12 pensamentos sobre “Canhotos e canhotas unidos

  1. anonimo

    Não duvidem que se a esquerda toda se unisse alem de dar um grande partido juntavam-se as ideias de esquerda e nunca seria uma esquerda radical por motivos óbvios ,uns corregiam os outros e certamente iriam ter muita força e eficaz ……..

  2. A. R

    A esquerda é pródiga nisto. Quando em Espanha a esquerda, e os mercenários marxistas bem armados por Estaline, lançaram a guerra civil as primeiras vítimas massivas foram desde logo os camaradas da esquerda. A um os camaradas do PC até lhe arrancaram a pele e ele vivo (André Nin).
    O veneno e o ódio é tanto e tão destilado que se comportam como o escorpião para a rã.

  3. “Canhotos e canhotas unidos” é alguma mensagem subliminar aos destros desavindos?

    A. R,
    A “esquerda” arranca peles, já a direita é talvez mais passivo-agressiva. Olhe só para o Ribeiro e Castro disse:
    “Creio que o sistema partidário está profundamente doente. Acho que o CDS devia ser um sinal de diferença para melhor. Infelizmente, é para pior. Tem um fraquíssimo funcionamento interno, não há participação, vivemos em plena ‘consumadócracia’. Quem andou em campanhas, ouviu várias vezes ‘vai trabalhar, palhaço!’. Eu ouvi. Não é coisa que me incomode. Mas já me incomoda sentir que sou um palhaço, isso já me incomoda”
    O raça do homem está mesmo danado!

    Aguardamos com expectativa o artigo “o dia em que o CDS morreu”.

  4. anonimo,

    «… uns corregiam (sic) os outros…»

    Pode um cego guiar outro cego? Cairão ambos na cova.

    No caso da esquerda, com a mania de mandar na vida dos outros, quem não é de esquerda também entraria na cova.

    Esquerda e democracia autoritária escarralhada, não, e nem digo obrigado. As experiências dos outros e o nosso PREC e os governos socialistas mostram quão bestiais (no sentido de animalescos) os dessa chusma são. Pergunte aos russos se querem marchismo (grafia intencional!) outra vez! Ziuganov teve… ora… 17% dos votos. 83% nem querem ouvir falar desses idiotas.

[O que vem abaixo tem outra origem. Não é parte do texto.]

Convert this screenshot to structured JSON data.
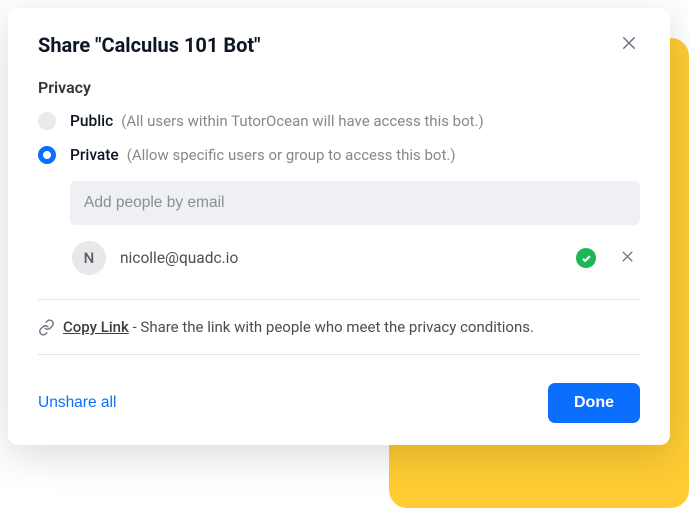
{
  "modal": {
    "title": "Share \"Calculus 101 Bot\""
  },
  "privacy": {
    "section_label": "Privacy",
    "public": {
      "label": "Public",
      "hint": "(All users within TutorOcean will have access this bot.)",
      "selected": false
    },
    "private": {
      "label": "Private",
      "hint": "(Allow specific users or group to access this bot.)",
      "selected": true
    }
  },
  "email_input": {
    "placeholder": "Add people by email",
    "value": ""
  },
  "people": [
    {
      "initial": "N",
      "email": "nicolle@quadc.io",
      "verified": true
    }
  ],
  "copy_link": {
    "label": "Copy Link",
    "description": " - Share the link with people who meet the privacy conditions."
  },
  "footer": {
    "unshare_label": "Unshare all",
    "done_label": "Done"
  }
}
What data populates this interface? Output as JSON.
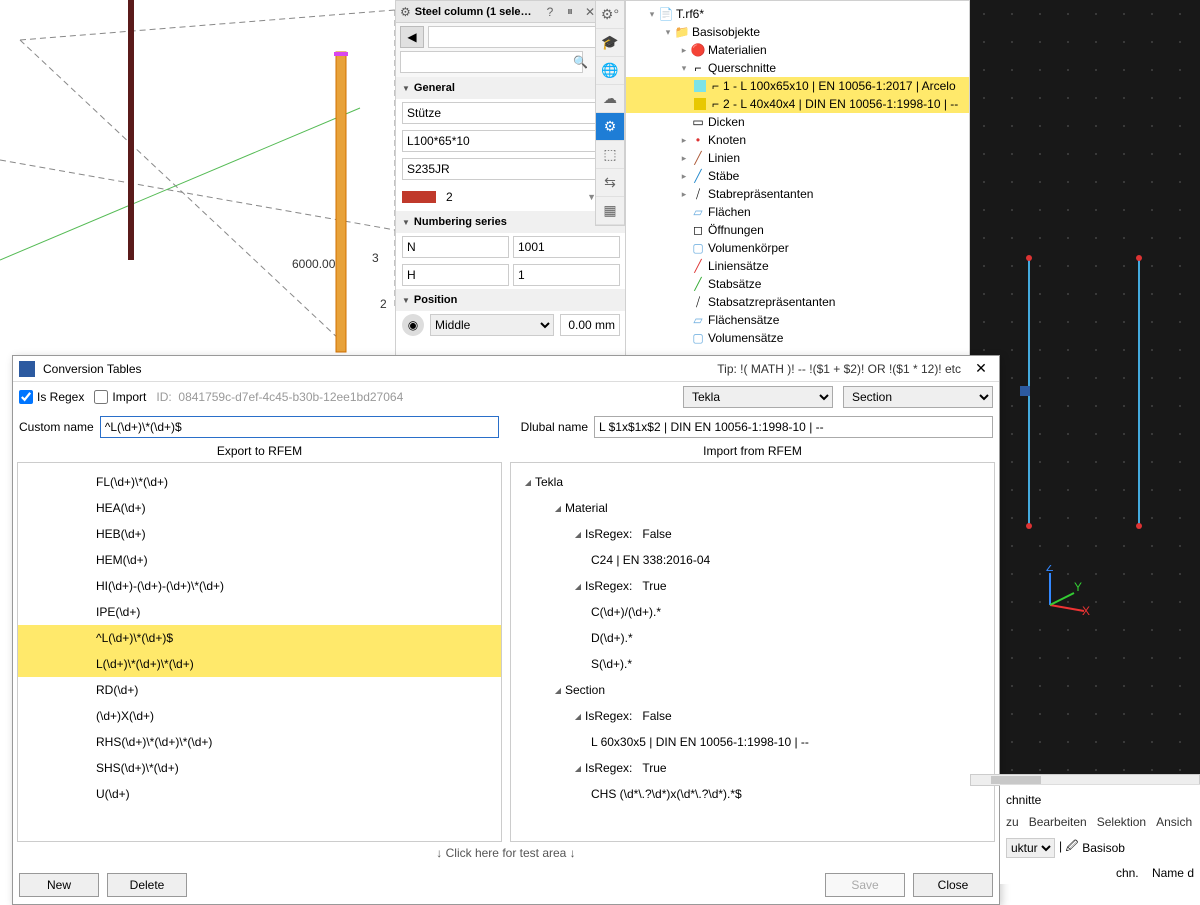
{
  "steel_panel": {
    "title": "Steel column (1 sele…",
    "general_h": "General",
    "name_val": "Stütze",
    "profile_val": "L100*65*10",
    "material_val": "S235JR",
    "color_num": "2",
    "color_hex": "#c0392b",
    "numbering_h": "Numbering series",
    "num_prefix": "N",
    "num_start": "1001",
    "num_prefix2": "H",
    "num_start2": "1",
    "position_h": "Position",
    "pos_mode": "Middle",
    "pos_offset": "0.00 mm"
  },
  "bg_left": {
    "dim": "6000.00"
  },
  "navigator": {
    "root": "T.rf6*",
    "basis": "Basisobjekte",
    "materialien": "Materialien",
    "querschnitte": "Querschnitte",
    "qs1": "1 - L 100x65x10 | EN 10056-1:2017 | Arcelo",
    "qs2": "2 - L 40x40x4 | DIN EN 10056-1:1998-10 | --",
    "dicken": "Dicken",
    "knoten": "Knoten",
    "linien": "Linien",
    "staebe": "Stäbe",
    "stabrepr": "Stabrepräsentanten",
    "flaechen": "Flächen",
    "oeffnungen": "Öffnungen",
    "volumenkoerper": "Volumenkörper",
    "liniensaetze": "Liniensätze",
    "stabsaetze": "Stabsätze",
    "stabsatzrepr": "Stabsatzrepräsentanten",
    "flaechensaetze": "Flächensätze",
    "volumensaetze": "Volumensätze"
  },
  "dialog": {
    "title": "Conversion Tables",
    "tip": "Tip: !( MATH )! -- !($1 + $2)! OR !($1 * 12)! etc",
    "is_regex": "Is Regex",
    "import": "Import",
    "id_label": "ID:",
    "id_val": "0841759c-d7ef-4c45-b30b-12ee1bd27064",
    "dd_sw": "Tekla",
    "dd_cat": "Section",
    "custom_label": "Custom name",
    "custom_val": "^L(\\d+)\\*(\\d+)$",
    "dlubal_label": "Dlubal name",
    "dlubal_val": "L $1x$1x$2 | DIN EN 10056-1:1998-10 | --",
    "col_export_h": "Export to RFEM",
    "col_import_h": "Import from RFEM",
    "export_items": [
      "FL(\\d+)\\*(\\d+)",
      "HEA(\\d+)",
      "HEB(\\d+)",
      "HEM(\\d+)",
      "HI(\\d+)-(\\d+)-(\\d+)\\*(\\d+)",
      "IPE(\\d+)",
      "^L(\\d+)\\*(\\d+)$",
      "L(\\d+)\\*(\\d+)\\*(\\d+)",
      "RD(\\d+)",
      "(\\d+)X(\\d+)",
      "RHS(\\d+)\\*(\\d+)\\*(\\d+)",
      "SHS(\\d+)\\*(\\d+)",
      "U(\\d+)"
    ],
    "import_root": "Tekla",
    "imp_material": "Material",
    "imp_isregex": "IsRegex:",
    "imp_false": "False",
    "imp_true": "True",
    "imp_c24": "C24 | EN 338:2016-04",
    "imp_c": "C(\\d+)/(\\d+).*",
    "imp_d": "D(\\d+).*",
    "imp_s": "S(\\d+).*",
    "imp_section": "Section",
    "imp_l60": "L 60x30x5 | DIN EN 10056-1:1998-10 | --",
    "imp_chs": "CHS (\\d*\\.?\\d*)x(\\d*\\.?\\d*).*$",
    "testbar": "↓ Click here for test area ↓",
    "btn_new": "New",
    "btn_delete": "Delete",
    "btn_save": "Save",
    "btn_close": "Close"
  },
  "frag": {
    "schnitte": "chnitte",
    "zu": "zu",
    "bearbeiten": "Bearbeiten",
    "selektion": "Selektion",
    "ansich": "Ansich",
    "uktur": "uktur",
    "basisob": "Basisob",
    "name": "Name d",
    "chn": "chn."
  }
}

Estão vacinados.

  5. Luís

    Ribeiro e Castro representa uma certa Direita que é passado e não tem amanhã.

    Olho para o futuro e vejo Adolfo Mesquita Nunes ou Nuno Melo.

  6. Luís

    Ribeiro e Castro, Bagão Félix, Manuela Ferreira Leite, Marcelo Rebelo de Sousa… uma Direita com as suas «particularidades».

  7. Nuno,

    E porque no fim todos ficam o tipo de burgueses alapados que no início criticavam.

    Marchista que é empedernido marchista ou é um génio incompreendido, útil aos ex-marchistas que entretanto enriqueceram, ou é um calhau com olhos e matéria inorgânica entre as orelhas.

    Um dos dois. E os génios são raros.

  8. lucklucky

    Se alguma vez o Marxismo chegar ao poder, os primeiros a ficarem preocupados devem ser os Marxistas. Um Marxista caído em desgraça num regime Marxista não costuma ter muito futuro.